Makena Huey | Ventura County Star

A law Gina and Steve Meyer believe could have saved their daughter’s life may reach beyond the state to the federal level.

U.S. Rep. Julia Brownley, D-Westlake Village, announced Sept. 23 that she introduced Katie Meyer’s Law, a bill that would give college students across the United States the right to have an adviser help them navigate disciplinary proceedings.

Katie Meyer, a Newbury Park native and standout Stanford Univeristy goalkeeper, died by suicide March 1, 2022, after receiving threats of disciplinary action just four months before her graduation.

“We absolutely know that she would not want this to happen to another student on campus,” Gina Meyer said. “So if they can have that extra support and guidance and not feel alone or intimidated or scared going through the process, then it means everything for it to go federal.”

The night before her death, Katie Meyer received an email from university officials informing her that her degree could be withheld and that she could be expelled. The notice came after three months of near silence from Stanford administration regarding an August 2021 incident in which she allegedly spilled coffee on a football player accused of sexually assaulting her soccer teammate.

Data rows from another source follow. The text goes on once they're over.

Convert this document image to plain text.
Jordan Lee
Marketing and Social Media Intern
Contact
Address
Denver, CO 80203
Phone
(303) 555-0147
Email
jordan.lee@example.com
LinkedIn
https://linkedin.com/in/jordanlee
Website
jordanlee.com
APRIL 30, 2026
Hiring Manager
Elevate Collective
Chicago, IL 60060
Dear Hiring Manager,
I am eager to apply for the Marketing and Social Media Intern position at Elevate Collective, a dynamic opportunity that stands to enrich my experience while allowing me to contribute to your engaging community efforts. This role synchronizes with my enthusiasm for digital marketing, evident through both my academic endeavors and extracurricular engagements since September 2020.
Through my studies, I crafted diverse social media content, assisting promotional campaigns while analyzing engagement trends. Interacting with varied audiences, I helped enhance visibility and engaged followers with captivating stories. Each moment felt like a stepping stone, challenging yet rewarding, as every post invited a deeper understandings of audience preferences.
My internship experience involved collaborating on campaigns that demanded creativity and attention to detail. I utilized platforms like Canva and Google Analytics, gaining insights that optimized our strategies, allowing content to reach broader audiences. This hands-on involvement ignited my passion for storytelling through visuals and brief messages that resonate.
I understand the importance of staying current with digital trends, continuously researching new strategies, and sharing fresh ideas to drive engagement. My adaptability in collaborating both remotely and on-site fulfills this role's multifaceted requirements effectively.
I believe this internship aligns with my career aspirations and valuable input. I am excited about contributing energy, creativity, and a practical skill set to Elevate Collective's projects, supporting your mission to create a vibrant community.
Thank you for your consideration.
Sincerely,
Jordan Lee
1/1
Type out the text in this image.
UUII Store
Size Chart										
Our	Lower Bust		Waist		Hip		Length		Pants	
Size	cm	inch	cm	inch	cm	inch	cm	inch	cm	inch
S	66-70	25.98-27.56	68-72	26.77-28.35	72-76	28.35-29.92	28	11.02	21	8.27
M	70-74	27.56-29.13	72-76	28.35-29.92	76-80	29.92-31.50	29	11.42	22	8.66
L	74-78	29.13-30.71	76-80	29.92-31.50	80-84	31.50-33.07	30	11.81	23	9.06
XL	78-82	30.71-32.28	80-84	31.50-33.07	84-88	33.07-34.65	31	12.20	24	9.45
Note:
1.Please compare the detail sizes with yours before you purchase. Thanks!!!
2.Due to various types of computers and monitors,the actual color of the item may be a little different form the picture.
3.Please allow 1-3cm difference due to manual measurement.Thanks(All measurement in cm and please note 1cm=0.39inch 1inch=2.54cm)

The email, which her parents were not aware of until after her death, caused her to experience an acute crisis stress reaction and without any support from the university, she took her own life at just 22 years old.

“Her smile, her laugh, her wit, her sense of humor, her everything—you just miss everything,” Gina Meyer said. “It still feels really raw. Even 3 ½ years later, it still feels like it was yesterday.”

“Grief, it seems, is our love for her not being able to go directly to her physically on this plane, and that may be what’s motivating us to do the legislative work,” Steve Meyer said. “It’s an expression of our love for her.”Within just days of their daughter’s death, Gina and Steve Meyer decided they would do everything in their means to ensure students have a trusted, informed adult during disciplinary proceedings so they aren’t left to ruminate without support.

While creating Katie’s Save, a nonprofit designed to promote mental health and prevent suicide among college students, the couple made strides on the legislative side.

Because of their dedication, Assemblymember Jacqui Irwin, D-Thousand Oaks, authored California Assembly Bill 1575, The bill passed out of the Legislature and to Gov. Gavin Newsom who signed it into law Sept. 28, 2024.

The law requires public institutions of higher education in California to allow students facing alleged academic or athletic code of conduct violations to choose their own adviser to advocate for them at disciplinary hearings and other aspects of the process.  

The adviser must be trained on the institution’s adjudication procedures and has the authority to receive biweekly updates on the process from administrators and participate in proceedings.

The state law went into effect at the start of the current academic year, just in time for their daughter Sienna to start her freshman year at UCLA. The parents said they hope she is never in a situation where she needs the law, but they find comfort in knowing it is available to them if they do.

Though the Meyers had been meeting with representatives in an effort to make the legislation more widespread one state at a time, they told Brownley about their goal for a federal bill. That was about a year and a half ago, and when they recently learned she was introducing her own legislation, they were ecstatic.

“It is for sure bittersweet and perhaps healing as well,” Steve Meyer said of the lobbying process. “When tragedy strikes to this magnitude, if we can find a way to turn that heartbreak and pain into a purpose greater than ourselves, that’s a noble aim and that’s what we’re trying to do.”

The federal version of California’s Katie Meyer’s Law seeks to instate nearly identical protections but on a national scale.

The primary difference is that the federal bill would also apply to private schools, including Stanford, said Alessandra de la Fuente, a communications manager for Brownley.

It would also require colleges and universities that receive federal funding to include suicides in their annual security reports.

De la Fuente said there is no timeline for action on the bill at this time.

“College should be a place where students can learn, grow, and prepare for their futures, not a place where they are left to navigate intimidating and high-stakes disciplinary processes alone,” Brownley wrote in a Sept. 23 news release. “We owe it to Katie, her family and countless other young people to make sure no student feels alone in their greatest moments of need.”

Gina and Steve Meyer said they have realized that at college campuses, students are too often presumed guilty until proved innocent rather than the other way around. A federal Katie Meyer’s Law would provide much-needed due process and balance the power between students and academic corporations, they said.

After receiving countless messages from students and families across the county that have expressed a desire for increased advocacy and transparency, the parents said they are grateful for Brownley’s assistance.

“I believe that the law is a reflection of the life that she lived,” Steve Meyer said. “It’s inclusive, it’s protective, it’s loving and it’s for everybody.”